Now, if we have an energy crisis, should we not look at where we put two-thirds of all of the oil that we consume in the United States? It goes into gasoline tanks. If we want to do anything about an energy crisis, we have to look at gasoline tanks.
Now, our amendment just takes America back pretty much to where it was in 1986. This is not rocket science. This is auto mechanics. Every high school in America has a course on this.
Do not tell us this is going to cause some huge, unbearable burden to be imposed upon the auto industry. The burdens are upon the American people. We are importing too much oil.
The environmental consequences? Well, the President says he cannot comply with the Kyoto Treaty. Well, if we do not do anything about automobiles, we are not going to do anything about Kyoto. The American Lung Association says that there is a dramatic increase in lung disease, in asthma, especially among young children in this country. If we do not do anything about automobile emissions into our atmosphere, we are not doing anything about the American Lung Association's top agenda item.
So I say to my colleagues, we have a choice.
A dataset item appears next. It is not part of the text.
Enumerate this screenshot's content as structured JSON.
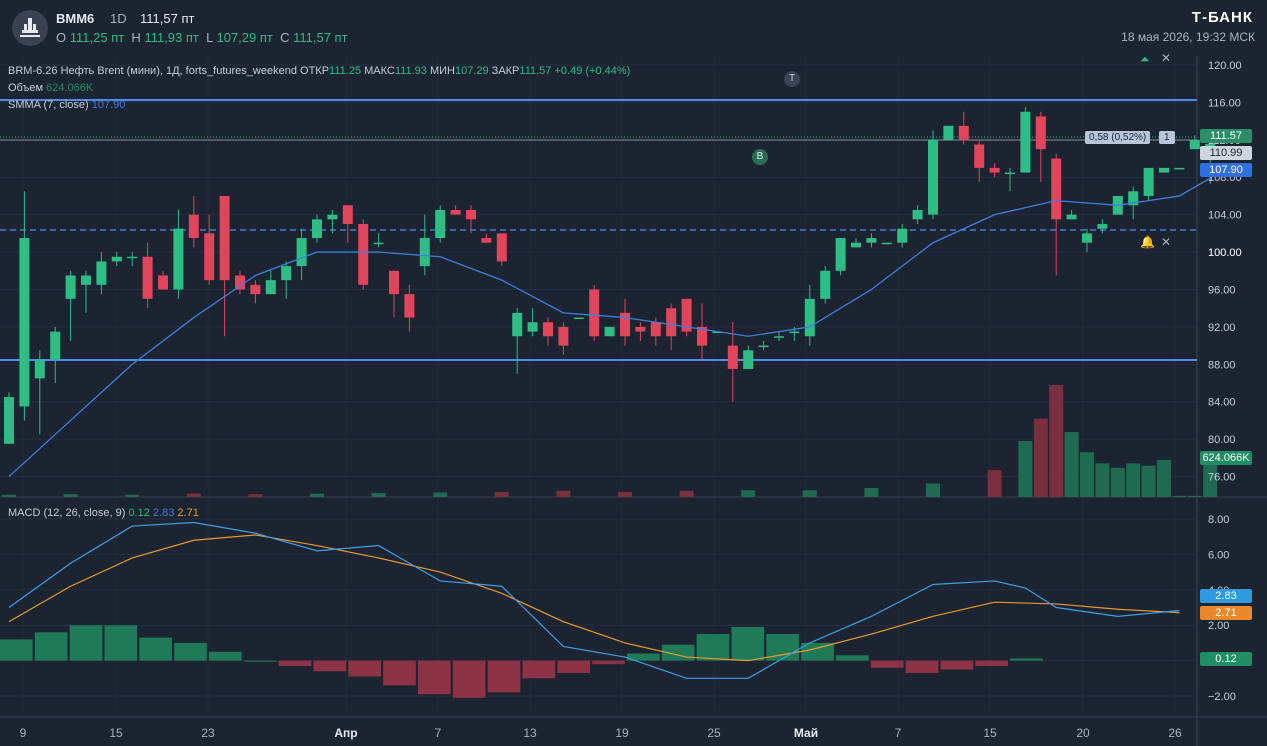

All we are asking is that we improve by 1.3 miles per gallon the American auto fleet from where it was in 1986, and we give them until 2007, 21 years, to make that huge technological leap. We do not want to hear another word about the energy crisis, about how you cannot comply with Kyoto, about how you care about all the additional health care consequences in the country, if you cannot find some way of dealing with what is obviously the major cause of most of the problems in the environment in our country.
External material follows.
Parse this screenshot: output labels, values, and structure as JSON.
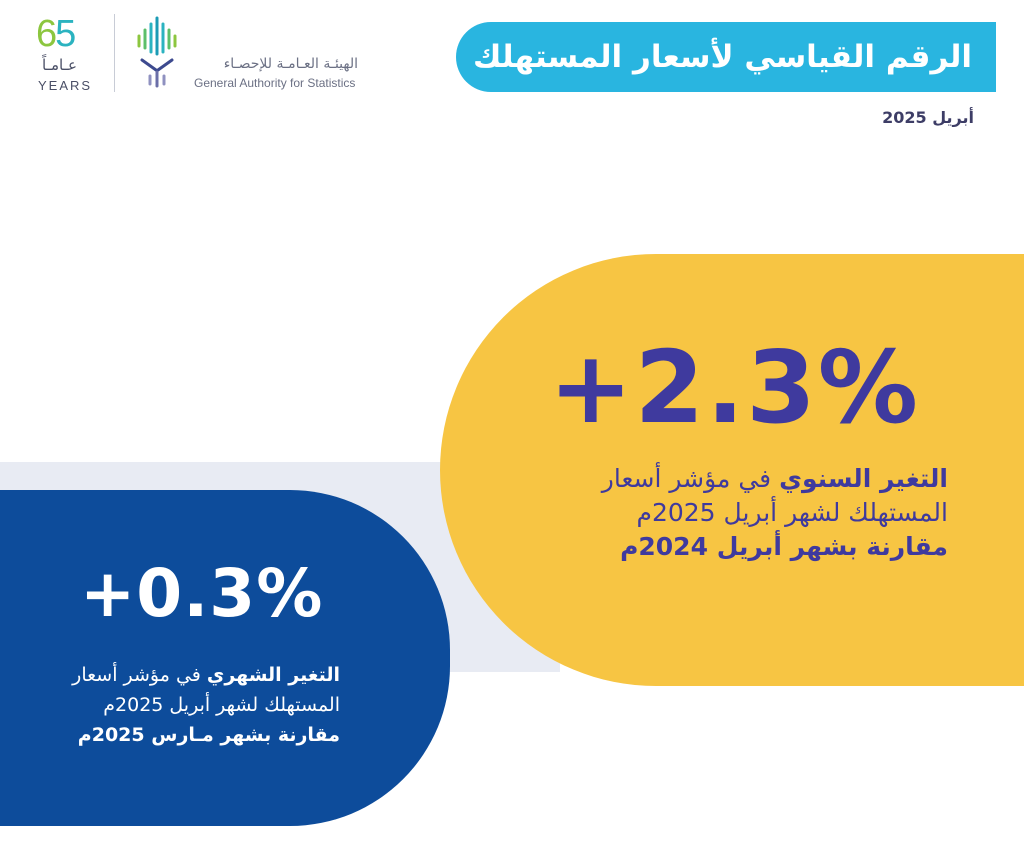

Mr. DINGELL. Mr. Chairman, I yield the remainder of our time to the distinguished gentleman from Michigan (Mr. Bonior), the minority whip and my good friend.
Mr. BONIOR. Mr. Chairman, I thank the gentleman for yielding me this time.
Mr. Chairman, the auto industry has helped build this Nation. It has provided economic opportunities for generations, including generations of my own family. I believe a strong, a vibrant, and a domestic auto industry will continue to be the key to our economic future.
For our prosperity to continue, we need to lead the way in using new technologies that protect our environment. Hybrid and cell-fuel-powered vehicles are the future, and the future will soon be upon us. Our domestic auto companies are moving in that direction, and they are moving in that direction with speed. Forward. General Motors, Daimler Chrysler, they all recognize that consumers want safe, fuel-efficient vehicles. They have announced that they will increase the average fuel economy in the sports utility by up to 25 percent over the next 5 years.
In the future, we will be talking about ways to store hydrogen and natural gas in our fuel cells, not increasing CAFE. The CAFE debate that we are having on this floor may very well be one of the last that we will have. The future is in these new technologies, in hydrogen fuel cells, in hybrids that will be coming on line in some of our automobiles within a year.